O evento aconteceu no auditório do Centro de Educação Física e Desportos, no Campus de Goiabeiras (UFES), e a importância foi resgatar o discurso da Carta Magna de 88 com sua abordagem de igualdade e inclusão necessárias às mulheres em contrapartida ao Brasil atual onde as discriminações e as redes sociais reforçam um discurso contrário.  Abordando esta diferença, a presidente da Comissão da Mulher Advogada, Patrícia Silveira, chamou a atenção sobre a importância de um evento como este por trazer as mulheres para discutirem a política, mas também para “repensarmos o papel agregador da mulher a partir da leitura da Carta Magna”. E apresentou um levantamento feito por ela de que entre vereadores da Grande Vitória (considerando a capital, Vila Velha, Serra e Cariacica) e mais a Assembleia Legislativa, a Câmara Federal e o Senado – o Estado do Espírito Santo possui apenas nove mulheres no parlamento. “Se queremos representativa isto é muito pouco e não é representação. A mudanças deve começar por ai.”

O ciclo de palestra foi aberto por Leila Imbriosi, advogada e membro da Comissão da Mulher Advogada da OAB-ES, apresentando um histórico da participação paritária das Mulheres na Politica Brasileira passando pela conquista dos votos femininos até a atualidade. Os argumentos da advogada são de que “já houve muitos avanços na representação feminina e na conquista dos direitos das mulheres”, porém, segundo ela, “há todo um movimento capaz de provocar retrocessos nos direitos já conquistados.” Criticou ainda a falta de investimento dos partidos na candidatura feminina “já que eles só cumprem a cota e, em muitas vezes, esta cota é fictícia, sem nenhum tipo de incentivo para que as mulheres participem, efetivamente, do jogo político”.

O seminário contou com a participação de representantes do cenário político local e nacional como a senadora Rose de Freitas, a deputada estadual Luzia Toledo e a vereadora Neuzinha de Oliveira. A senadora Rose de Freitas fez um apanhado histórico da sua integração ao grupo que ficou conhecido como "bancada do batom", e detalhou sua participação na Assembleia Constituinte, já que esta completa 30 anos no próximo 5 de Outubro. Segundo ela, em 1988 era estereotipado todo o comportamento que as mulheres tinham em relação aos seus direitos. “A mulher que, por acaso, deixasse a família, perdia direito ao lar e aos filhos.

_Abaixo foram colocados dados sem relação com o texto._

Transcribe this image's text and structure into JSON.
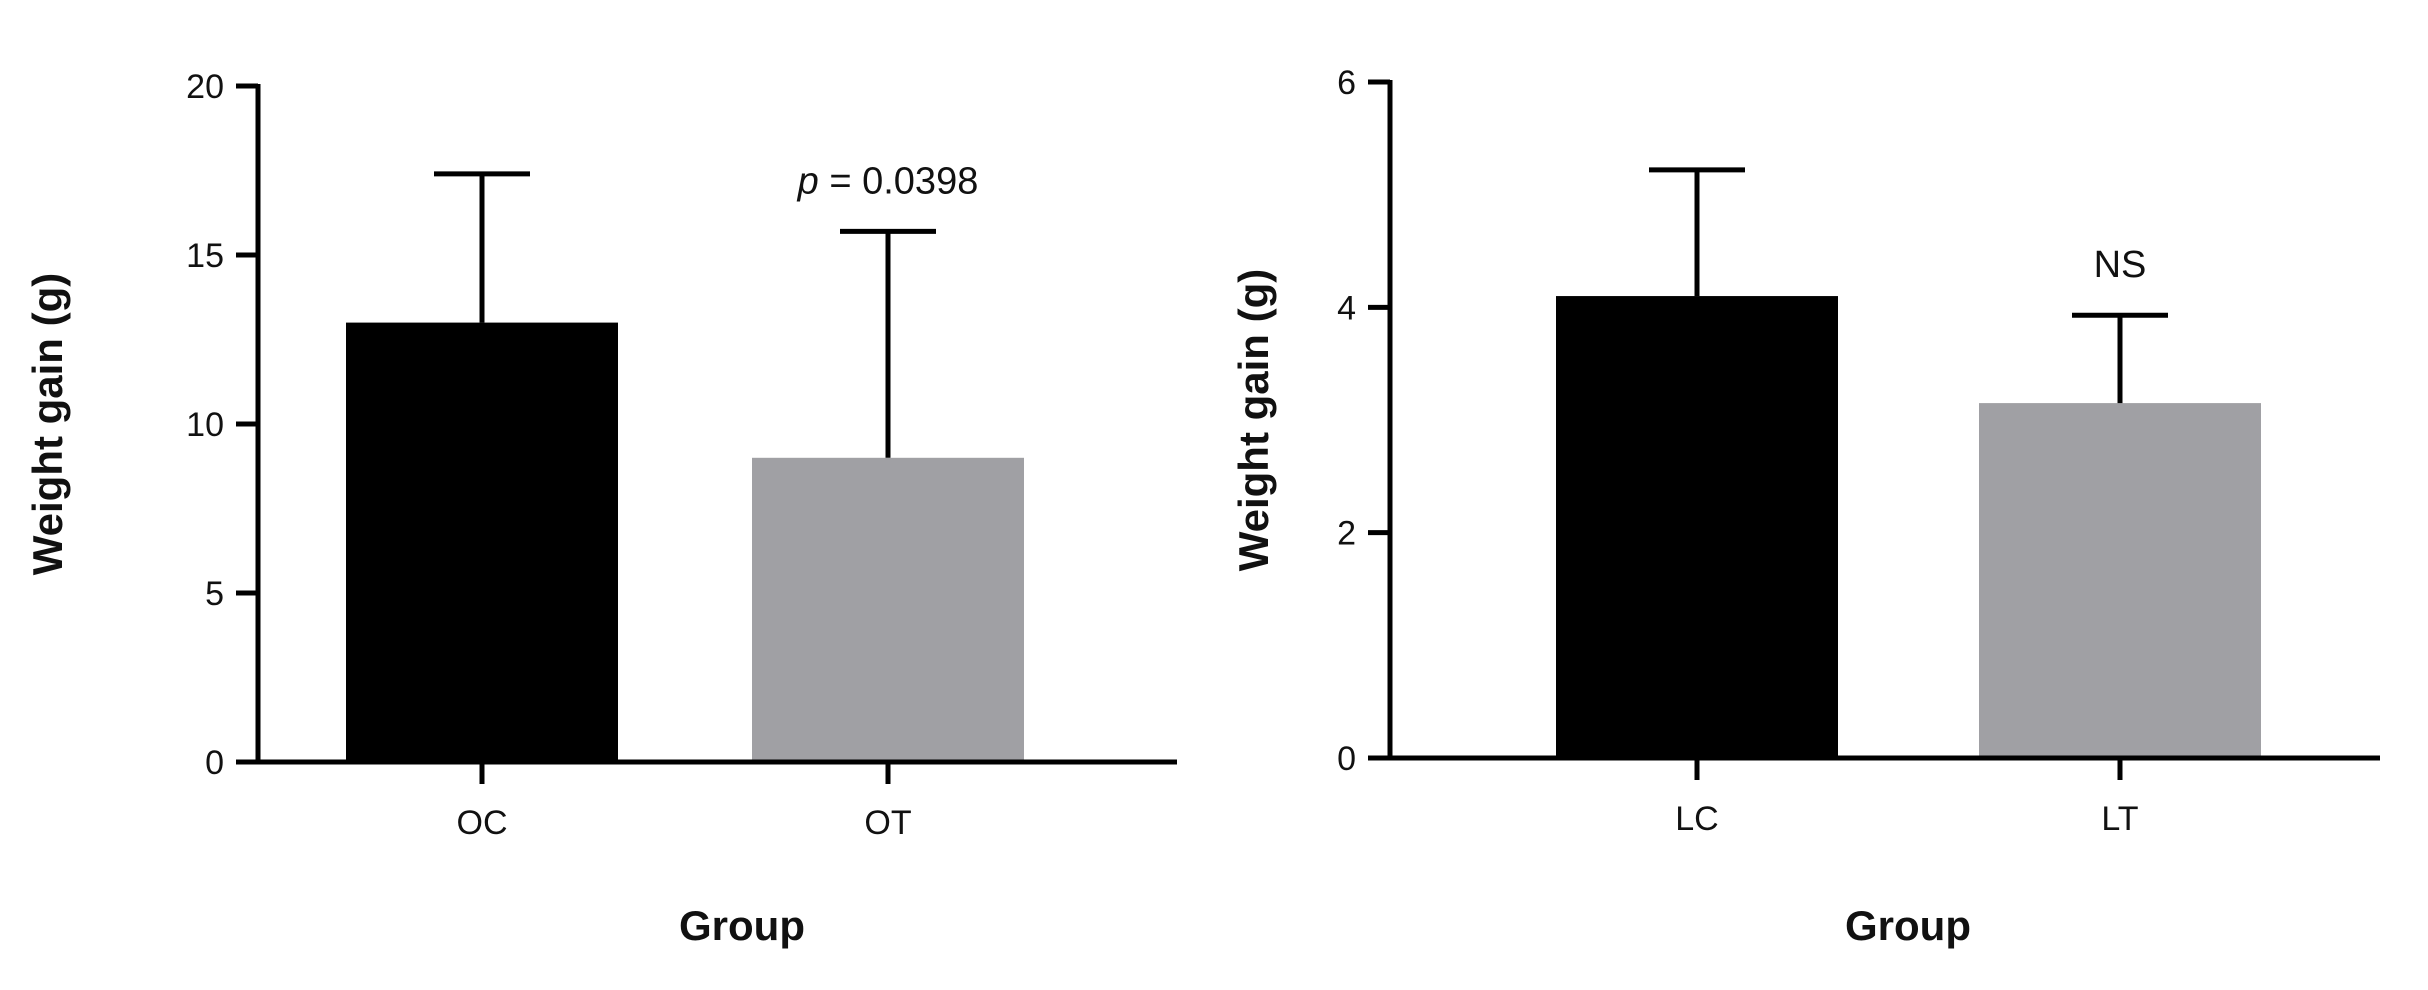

Sem contar que licença maternidade era considerada um luxo. Então, nos entramos na Constituição ainda brigando por direitos mínimos. Daí pra igualar as questões dos deveres, das obrigações no matrimônio, dos direitos, isto aconteceu em uma longa jornada de trabalho.” Para Rose de Freitas o movimento avançou bastante entre o que “escrevemos e, na prática efetiva, nos ainda estamos vivendo à margem dos direitos de ter respeitado as nossas escolhas, a nossa felicidade, a nossa individualidade. No entanto, as mulheres rasgam espaços todos os dias, e lutam todos os dias, na busca de um avanço que já se concretiza nos códigos e até no enfretamento da violência cultural”.

Na composição da mesa, atuaram como mediadoras dos debates as professoras da Ufes Catarina Cecin Gazele, procuradora de justiça do Ministério Público Estadual; e Brunela Vincenzi, presidente da Comissão Permanente de Direitos Humanos da Ufes e coordenadora do Laboratório de Pesquisa sobre Violência Contra a Mulher no Espírito Santo. Representando a diretoria da OAB-ES, participou diretor tesoureiro, Giulio Imbroisi.



O ciclo de palestra foi aberto por Leila Imbriosi, advogada e membro da Comissão da Mulher Advogada da OAB-ES.